Cub Foods, with 79 grocery stores in Minnesota and Illinois, is working with Capstone Logistics and ThryveAI to add beer, wine and spirits to its online service. The Giant Eagle chain, meanwhile, is working with FlyBuy Pickup, part of software company Radius Networks, to help expand its curbside pickup service by using so-called dark stores set up for online orders only with no customers allowed inside. United Supermarkets, a chain of roughly 100 stores in Texas and New Mexico owned by Albertsons Cos. Inc., is working with Texas-based Delivery Solutions to offer shopping from its own website while still selling via Instacart.
“We’ve become the Instacart-hedge strategy,” said Manil Uppal, founder of Delivery Solutions, whose grocery clients include Giant Eagle, Loblaw and Wakefern Food Corp., parent of the ShopRite chain. “Instacart marketplace won’t go away, but every grocer at a minimum will have an alternative e-commerce strategy that will include delivery.”
Meanwhile, established food delivery giants have expanded into groceries. DoorDash Inc. has launched partnerships with the Meijer, Smart & Final and Fresh Thyme chains. This month Uber Technologies Inc. teamed up with Gopuff, a fast-growing delivery startup that also owns the liquor store chain BevMo!, to offer convenience store and grocery items in 95 cities.
No one is predicting a sudden abandonment of Instacart, which has been tweaking its model to keep supermarket chains on board. For example, the company also provides online storefronts that direct traffic through grocers’ websites, rather than the Instacart app, letting them reclaim a connection to customers. Depending on a supermarket’s needs, the service offers a menu of options, including delivery fulfillment and help with apps and loyalty rewards platforms. More than 175 grocers including Costco Wholesale Corp., Publix Supermarkets Inc. and Wegmans Food Markets Inc. have signed on to the service.
Industry executives remain cautious, more likely to expand through acquisitions than plow resources into e-commerce.

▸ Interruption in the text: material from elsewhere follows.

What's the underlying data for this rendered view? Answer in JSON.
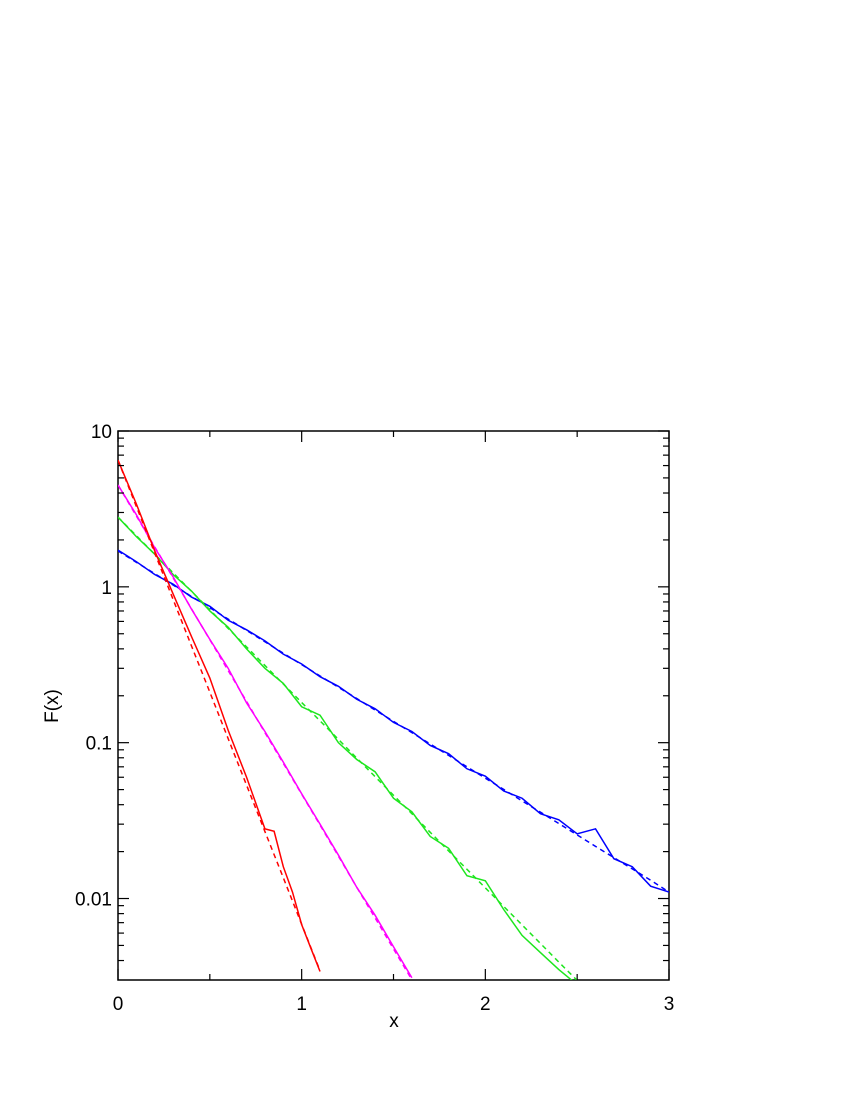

They’re also waiting to see if the pandemic-fueled bump in online sales will endure and are bracing for Americans to buy less fresh food now that they’re eating out again. Even if traditional chains do opt for their own online operations, it will take time to build the technology and retrain employees.
As Instacart prepares for an IPO, its executives can point to sizable achievements. After picking up millions of new customers during the pandemic, the company had 45% of the market as of April, according to Bloomberg Second Measure data. Instacart is accessible to 85% of U.S. households. A $265 million funding round in March valued the company at $39 billion.
But unless Instacart can come to an accommodation with the industry, it could be gradually squeezed out.
Said Pitchbook Senior Analyst Asad Hussain: “Investors will be looking to see if Instacart can find ways to stay ahead of the curve.”